À l’occasion de la Journée nationale de prière 2025, célébrée le 4 octobre au sanctuaire marial national de Subukia, Mgr Maurice Muhatia Makumba, archevêque de Kisumu et président de la Conférence des évêques catholiques du Kenya, a annoncé de nouvelles directives concernant le vin utilisé pour la célébration eucharistique.
Dès ce mois d’octobre, tout vin destiné à la célébration de la Sainte Messe au Kenya devra obligatoirement arborer les armoiries de l’Ordinaire local et porter la signature du président de la Conférence épiscopale. « Tout le monde devrait le savoir », a déclaré Mgr Muhatia. « Le vin désormais approuvé par la Conférence épiscopale pour un usage liturgique est celui qui porte les armoiries de la Conférence des évêques catholiques du Kenya, ainsi que la signature de son président. »

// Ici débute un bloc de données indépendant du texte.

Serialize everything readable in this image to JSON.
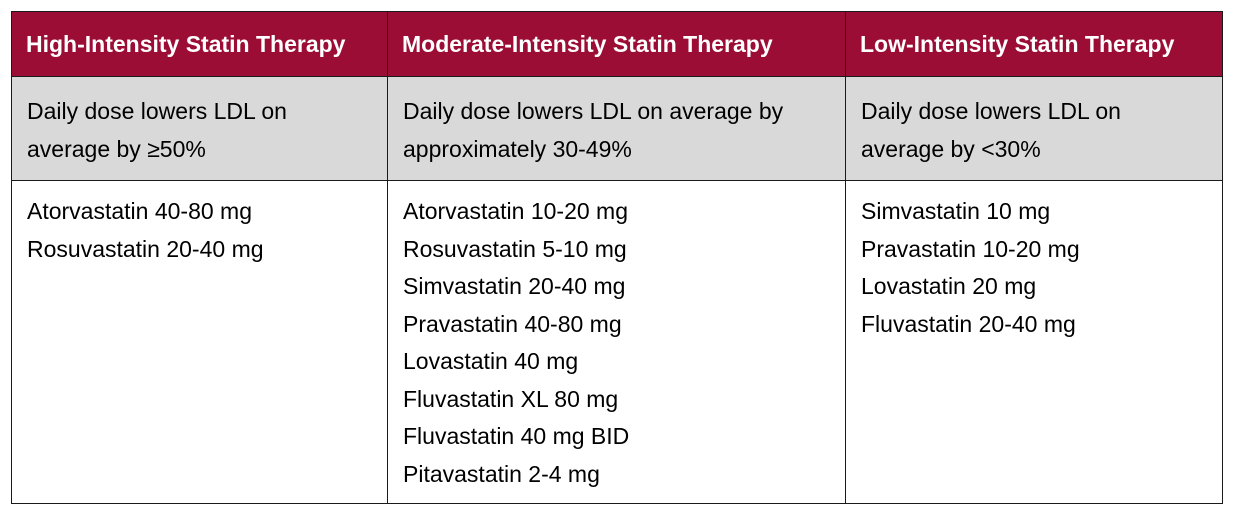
{
  "table": {
    "columns": [
      {
        "header": "High-Intensity Statin Therapy",
        "description": "Daily dose lowers LDL on average by ≥50%",
        "drugs": [
          "Atorvastatin 40-80 mg",
          "Rosuvastatin 20-40 mg"
        ]
      },
      {
        "header": "Moderate-Intensity Statin Therapy",
        "description": "Daily dose lowers LDL on average by approximately 30-49%",
        "drugs": [
          "Atorvastatin 10-20 mg",
          "Rosuvastatin 5-10 mg",
          "Simvastatin 20-40 mg",
          "Pravastatin 40-80 mg",
          "Lovastatin 40 mg",
          "Fluvastatin XL 80 mg",
          "Fluvastatin 40 mg BID",
          "Pitavastatin 2-4 mg"
        ]
      },
      {
        "header": "Low-Intensity Statin Therapy",
        "description": "Daily dose lowers LDL on average by <30%",
        "drugs": [
          "Simvastatin 10 mg",
          "Pravastatin 10-20 mg",
          "Lovastatin 20 mg",
          "Fluvastatin 20-40 mg"
        ]
      }
    ],
    "colors": {
      "header_bg": "#9b0d35",
      "header_text": "#ffffff",
      "description_bg": "#d9d9d9",
      "border": "#1a1a1a"
    }
  }
}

Devant des milliers de fidèles rassemblés pour cette grande rencontre spirituelle, l’archevêque a précisé que seule la bouteille de vin liturgique portant ces deux marques officielles est désormais reconnue comme autorisée pour un usage eucharistique à l’échelle nationale.
Selon ses explications, cette décision vise à garantir l’authenticité, la conformité canonique et la dignité sacramentelle du vin utilisé lors des célébrations. Elle s’inscrit dans une démarche de renforcement des normes liturgiques et d’amélioration de la supervision de l’approvisionnement au sein des institutions ecclésiales.
Mgr Muhatia a également appelé à une vigilance accrue, tant chez les fidèles que dans les communautés religieuses. Il a souligné que les modalités d’accès au vin d’autel peuvent varier d’un diocèse à l’autre, et qu’il est donc essentiel de se renseigner localement : « Il est important de vous familiariser avec votre diocèse et de connaître les circuits établis pour l’approvisionnement en vin liturgique, car chaque diocèse dispose de ses propres modalités de distribution. »
Certains diocèses réservent l’achat de ce vin à des personnes spécifiquement désignées, tandis que d’autres en permettent un accès plus large. Une connaissance claire des règlements en vigueur est donc indispensable pour gérer cette diversité de pratiques. « Selon votre diocèse, veuillez connaître la réglementation », a-t-il recommandé, en appelant au respect des instructions épiscopales.
L’archevêque de Kisumu a insisté sur le respect rigoureux des critères définis par la Conférence pour toute personne autorisée à se procurer du vin d’autel. Cette mesure vise à préserver la validité sacramentelle et à promouvoir une pratique eucharistique fidèle à l’enseignement de l’Église.
Il a enfin souligné l’importance d’une responsabilité partagée entre les diocèses, les paroisses et les fidèles afin de maintenir l’unité dans la diversité des réalités pastorales. Cette directive ne relève pas uniquement d’une mesure administrative, mais constitue un acte pastoral destiné à nourrir la foi, la communion et le respect des normes liturgiques.
Dans ce contexte de renouveau spirituel, la parole du président de la Conférence épiscopale du Kenya appelle à une fidélité liturgique renouvelée, à une discipline ecclésiale renforcée et à une plus grande cohérence dans la vie sacramentelle de l’Église locale.